Many elderly patients take inappropriate medicines
Many elderly patients take inappropriate medicines
Patient safety outside the nursing home cited
An alarming number of elderly patients are taking medications that aren’t appropriate for them, according to a new study by the Agency for Health Care Research.
About one-fifth of the approximately 32 million elderly Americans not living in nursing homes in 1996 used one or more of 33 prescription medicines considered potentially inappropriate, the report says. Nearly one million elderly used at least one of 11 medications that a panel of geriatric medicine and pharmacy experts advising the researchers agreed should always be avoided in the elderly. These 11 medications include long-
acting benzodiazapines, sedative or hypnotic agents, long-acting oral hypoglycemics, analgesics, antiemetics, and gastrointestinal antispasmodics.
"This important research indicates that patient safety issues can occur outside hospitals, nursing homes, and institutional settings, and among any patient population.

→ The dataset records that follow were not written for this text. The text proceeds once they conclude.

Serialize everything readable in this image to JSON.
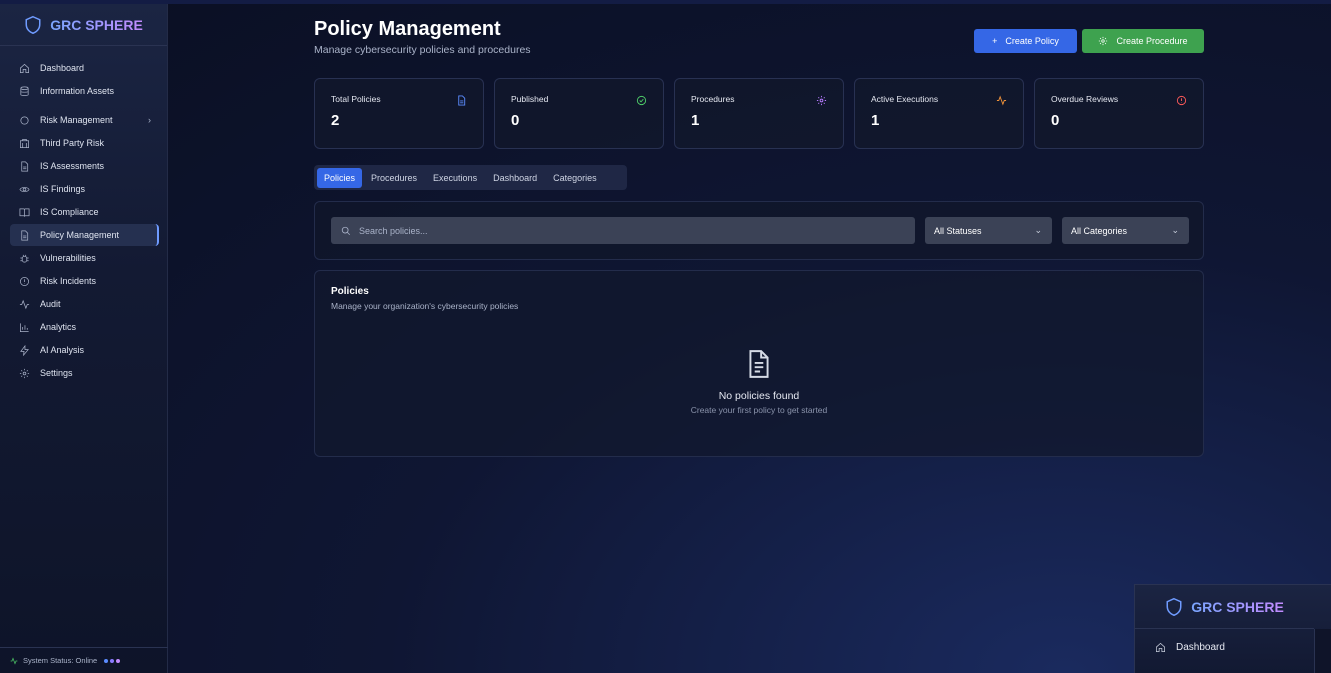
{
  "brand": {
    "name": "GRC SPHERE"
  },
  "sidebar": {
    "items": [
      {
        "label": "Dashboard",
        "icon": "home-icon"
      },
      {
        "label": "Information Assets",
        "icon": "database-icon"
      },
      {
        "label": "Risk Management",
        "icon": "circle-icon",
        "chevron": "›"
      },
      {
        "label": "Third Party Risk",
        "icon": "building-icon"
      },
      {
        "label": "IS Assessments",
        "icon": "file-icon"
      },
      {
        "label": "IS Findings",
        "icon": "eye-icon"
      },
      {
        "label": "IS Compliance",
        "icon": "book-icon"
      },
      {
        "label": "Policy Management",
        "icon": "file-text-icon",
        "active": true
      },
      {
        "label": "Vulnerabilities",
        "icon": "bug-icon"
      },
      {
        "label": "Risk Incidents",
        "icon": "alert-circle-icon"
      },
      {
        "label": "Audit",
        "icon": "activity-icon"
      },
      {
        "label": "Analytics",
        "icon": "bar-chart-icon"
      },
      {
        "label": "AI Analysis",
        "icon": "zap-icon"
      },
      {
        "label": "Settings",
        "icon": "gear-icon"
      }
    ],
    "status": "System Status: Online"
  },
  "header": {
    "title": "Policy Management",
    "subtitle": "Manage cybersecurity policies and procedures",
    "create_policy": "Create Policy",
    "create_procedure": "Create Procedure"
  },
  "stats": [
    {
      "label": "Total Policies",
      "value": "2",
      "icon": "file-icon",
      "color": "#5b8cff"
    },
    {
      "label": "Published",
      "value": "0",
      "icon": "check-circle-icon",
      "color": "#4fcf6a"
    },
    {
      "label": "Procedures",
      "value": "1",
      "icon": "gear-icon",
      "color": "#b77bff"
    },
    {
      "label": "Active Executions",
      "value": "1",
      "icon": "activity-icon",
      "color": "#f0923a"
    },
    {
      "label": "Overdue Reviews",
      "value": "0",
      "icon": "alert-circle-icon",
      "color": "#ff5a5a"
    }
  ],
  "tabs": [
    "Policies",
    "Procedures",
    "Executions",
    "Dashboard",
    "Categories"
  ],
  "filters": {
    "search_placeholder": "Search policies...",
    "status": "All Statuses",
    "category": "All Categories"
  },
  "policies_card": {
    "title": "Policies",
    "subtitle": "Manage your organization's cybersecurity policies",
    "empty_title": "No policies found",
    "empty_subtitle": "Create your first policy to get started"
  },
  "preview": {
    "brand": "GRC SPHERE",
    "item": "Dashboard"
  },
  "colors": {
    "accent": "#3567e6",
    "success": "#3ea24f"
  }
}
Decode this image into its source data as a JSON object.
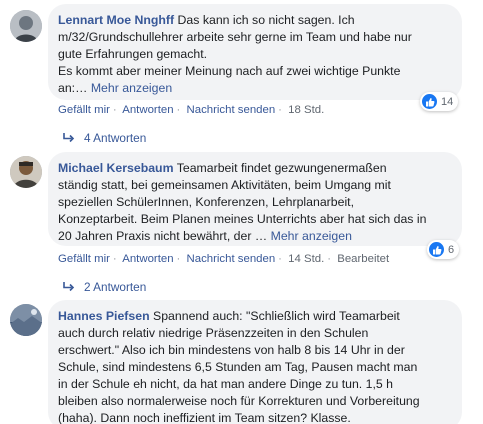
{
  "comments": [
    {
      "author": "Lennart Moe Nnghff",
      "text_lines": [
        "Das kann ich so nicht sagen. Ich",
        "m/32/Grundschullehrer arbeite sehr gerne im Team und habe nur",
        "gute Erfahrungen gemacht.",
        "Es kommt aber meiner Meinung nach auf zwei wichtige Punkte",
        "an:… "
      ],
      "more_label": "Mehr anzeigen",
      "reaction_icon": "like-icon",
      "reaction_count": "14",
      "actions": {
        "like": "Gefällt mir",
        "reply": "Antworten",
        "message": "Nachricht senden",
        "time": "18 Std."
      },
      "replies_label": "4 Antworten"
    },
    {
      "author": "Michael Kersebaum",
      "text_lines": [
        "Teamarbeit findet gezwungenermaßen",
        "ständig statt, bei gemeinsamen Aktivitäten, beim Umgang mit",
        "speziellen SchülerInnen, Konferenzen, Lehrplanarbeit,",
        "Konzeptarbeit. Beim Planen meines Unterrichts aber hat sich das in",
        "20 Jahren Praxis nicht bewährt, der … "
      ],
      "more_label": "Mehr anzeigen",
      "reaction_icon": "like-icon",
      "reaction_count": "6",
      "actions": {
        "like": "Gefällt mir",
        "reply": "Antworten",
        "message": "Nachricht senden",
        "time": "14 Std.",
        "edited": "Bearbeitet"
      },
      "replies_label": "2 Antworten"
    },
    {
      "author": "Hannes Piefsen",
      "text_lines": [
        "Spannend auch: \"Schließlich wird Teamarbeit",
        "auch durch relativ niedrige Präsenzzeiten in den Schulen",
        "erschwert.\" Also ich bin mindestens von halb 8 bis 14 Uhr in der",
        "Schule, sind mindestens 6,5 Stunden am Tag, Pausen macht man",
        "in der Schule eh nicht, da hat man andere Dinge zu tun. 1,5 h",
        "bleiben also normalerweise noch für Korrekturen und Vorbereitung",
        "(haha). Dann noch ineffizient im Team sitzen? Klasse."
      ]
    }
  ],
  "colors": {
    "link": "#385898",
    "bubble": "#f2f3f5",
    "meta": "#606770",
    "like": "#1877f2"
  }
}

This study highlights the need to develop evidence-based programs and ways to improve prescribing practices in the United States," says John M. Eisenberg, MD, director of the Agency for Healthcare Research and Quality.
The study also suggests that elderly women and elderly people who are in poor health and who use more prescriptions are more likely than others to receive inappropriate drugs.

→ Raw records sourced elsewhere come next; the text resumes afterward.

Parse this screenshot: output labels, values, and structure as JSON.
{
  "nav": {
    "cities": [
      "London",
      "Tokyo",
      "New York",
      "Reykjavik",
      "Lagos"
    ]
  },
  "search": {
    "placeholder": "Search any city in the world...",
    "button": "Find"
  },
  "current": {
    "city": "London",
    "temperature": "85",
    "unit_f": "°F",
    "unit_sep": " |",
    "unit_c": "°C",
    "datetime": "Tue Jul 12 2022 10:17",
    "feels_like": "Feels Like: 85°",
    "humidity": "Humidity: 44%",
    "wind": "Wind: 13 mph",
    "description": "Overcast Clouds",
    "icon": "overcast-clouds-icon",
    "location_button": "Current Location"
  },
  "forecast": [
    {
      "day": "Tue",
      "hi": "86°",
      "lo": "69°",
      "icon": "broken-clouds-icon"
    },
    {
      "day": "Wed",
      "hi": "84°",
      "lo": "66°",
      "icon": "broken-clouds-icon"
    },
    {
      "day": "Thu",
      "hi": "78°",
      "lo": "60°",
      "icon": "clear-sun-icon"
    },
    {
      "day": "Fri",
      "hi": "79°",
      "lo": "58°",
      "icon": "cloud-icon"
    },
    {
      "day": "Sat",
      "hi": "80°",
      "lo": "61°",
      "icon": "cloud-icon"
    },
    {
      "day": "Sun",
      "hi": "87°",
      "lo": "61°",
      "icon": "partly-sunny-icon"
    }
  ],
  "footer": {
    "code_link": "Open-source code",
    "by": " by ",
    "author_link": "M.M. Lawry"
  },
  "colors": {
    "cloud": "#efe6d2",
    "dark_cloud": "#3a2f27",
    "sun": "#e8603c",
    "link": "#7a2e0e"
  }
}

The list of potentially inappropriate medications reflects the consensus of the expert panel. Not all physicians agree about the appropriateness of specific drugs for the elderly. This lack of consensus stems in part from the limited amount of evidence of risks and benefits for some medications because older patients often are excluded from drug clinical trials due to their age and other medical problems.

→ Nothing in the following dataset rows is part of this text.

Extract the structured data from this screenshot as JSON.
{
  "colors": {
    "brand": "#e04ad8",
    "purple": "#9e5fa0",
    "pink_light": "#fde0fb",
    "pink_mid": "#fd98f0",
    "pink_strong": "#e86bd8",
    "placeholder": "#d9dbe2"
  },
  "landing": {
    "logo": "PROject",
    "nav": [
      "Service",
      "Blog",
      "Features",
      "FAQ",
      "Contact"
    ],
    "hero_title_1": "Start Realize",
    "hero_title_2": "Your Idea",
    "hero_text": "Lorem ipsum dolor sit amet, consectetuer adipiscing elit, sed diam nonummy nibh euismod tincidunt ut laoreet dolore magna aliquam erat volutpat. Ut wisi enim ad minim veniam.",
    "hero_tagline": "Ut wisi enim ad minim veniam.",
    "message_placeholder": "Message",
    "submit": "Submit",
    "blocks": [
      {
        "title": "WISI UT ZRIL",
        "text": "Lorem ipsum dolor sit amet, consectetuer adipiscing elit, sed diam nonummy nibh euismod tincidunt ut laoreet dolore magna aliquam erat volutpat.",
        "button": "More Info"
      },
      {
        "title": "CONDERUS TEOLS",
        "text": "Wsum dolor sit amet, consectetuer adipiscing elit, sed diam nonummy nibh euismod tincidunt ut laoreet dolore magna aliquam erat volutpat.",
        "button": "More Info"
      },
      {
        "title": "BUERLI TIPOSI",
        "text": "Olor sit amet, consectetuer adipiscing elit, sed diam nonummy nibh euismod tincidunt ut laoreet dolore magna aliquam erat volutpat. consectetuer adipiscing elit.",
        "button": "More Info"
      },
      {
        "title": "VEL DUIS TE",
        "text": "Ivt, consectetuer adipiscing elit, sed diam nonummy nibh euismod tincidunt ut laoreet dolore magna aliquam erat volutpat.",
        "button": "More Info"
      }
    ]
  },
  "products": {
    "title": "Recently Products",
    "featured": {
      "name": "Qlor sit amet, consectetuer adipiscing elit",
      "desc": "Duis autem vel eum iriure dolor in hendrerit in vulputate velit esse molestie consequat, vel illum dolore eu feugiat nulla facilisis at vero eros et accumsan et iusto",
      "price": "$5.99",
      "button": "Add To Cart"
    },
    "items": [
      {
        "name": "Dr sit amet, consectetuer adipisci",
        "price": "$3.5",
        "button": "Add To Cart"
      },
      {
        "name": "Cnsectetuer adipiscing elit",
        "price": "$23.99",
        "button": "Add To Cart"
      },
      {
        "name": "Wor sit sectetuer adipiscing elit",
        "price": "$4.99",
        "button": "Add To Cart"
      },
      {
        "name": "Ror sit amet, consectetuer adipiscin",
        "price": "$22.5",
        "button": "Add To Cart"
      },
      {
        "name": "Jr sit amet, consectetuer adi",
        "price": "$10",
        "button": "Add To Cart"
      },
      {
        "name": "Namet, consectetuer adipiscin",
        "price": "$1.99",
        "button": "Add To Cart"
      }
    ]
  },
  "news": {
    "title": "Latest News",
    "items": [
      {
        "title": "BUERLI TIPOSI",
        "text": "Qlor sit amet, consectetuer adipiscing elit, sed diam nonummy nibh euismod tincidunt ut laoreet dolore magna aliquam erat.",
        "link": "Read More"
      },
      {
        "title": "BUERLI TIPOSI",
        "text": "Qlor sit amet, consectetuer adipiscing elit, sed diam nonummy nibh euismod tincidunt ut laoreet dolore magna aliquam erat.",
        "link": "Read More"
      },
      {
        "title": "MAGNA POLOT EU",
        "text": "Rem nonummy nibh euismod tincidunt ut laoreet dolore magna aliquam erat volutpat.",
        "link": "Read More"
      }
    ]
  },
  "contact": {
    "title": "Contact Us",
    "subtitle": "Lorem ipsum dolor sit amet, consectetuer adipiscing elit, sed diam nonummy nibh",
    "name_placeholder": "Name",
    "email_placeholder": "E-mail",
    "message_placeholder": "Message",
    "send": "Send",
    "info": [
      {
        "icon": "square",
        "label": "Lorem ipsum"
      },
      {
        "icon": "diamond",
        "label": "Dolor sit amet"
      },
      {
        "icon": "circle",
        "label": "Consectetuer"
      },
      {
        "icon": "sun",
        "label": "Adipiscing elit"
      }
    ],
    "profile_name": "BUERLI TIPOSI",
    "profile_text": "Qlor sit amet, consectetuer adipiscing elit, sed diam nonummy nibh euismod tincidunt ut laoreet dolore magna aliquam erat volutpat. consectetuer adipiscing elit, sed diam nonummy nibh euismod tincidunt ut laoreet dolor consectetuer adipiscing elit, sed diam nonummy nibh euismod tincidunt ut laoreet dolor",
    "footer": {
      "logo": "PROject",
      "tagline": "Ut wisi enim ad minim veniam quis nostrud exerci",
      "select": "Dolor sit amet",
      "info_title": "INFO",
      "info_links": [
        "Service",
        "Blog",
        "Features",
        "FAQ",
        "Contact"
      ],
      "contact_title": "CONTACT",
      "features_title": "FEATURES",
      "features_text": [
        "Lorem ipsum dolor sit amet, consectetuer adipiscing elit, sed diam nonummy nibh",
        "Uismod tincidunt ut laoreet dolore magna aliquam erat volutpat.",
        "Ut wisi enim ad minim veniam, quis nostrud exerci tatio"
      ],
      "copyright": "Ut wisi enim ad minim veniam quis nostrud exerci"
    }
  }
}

The actual extent of inappropriate medication being prescribed may be much higher because of the conservative criteria the researchers used and because of the rapid rate that new pharmaceutical agents are being introduced into the marketplace, says Chunliu Zhan, MD, PhD, lead author of the study. The problem is compounded by suboptimal prescribing, including underuse of effective medications, inappropriate dosages, inappropriate combination of drugs, and other errors, Zhan says.
The study, "Potentially Inappropriate Medication Use in the Community-Dwelling Elderly: Findings from the 1996 Medical Expenditure Panel Survey," was published in the Dec. 12, 2001 issue of the Journal of the American Medical Association.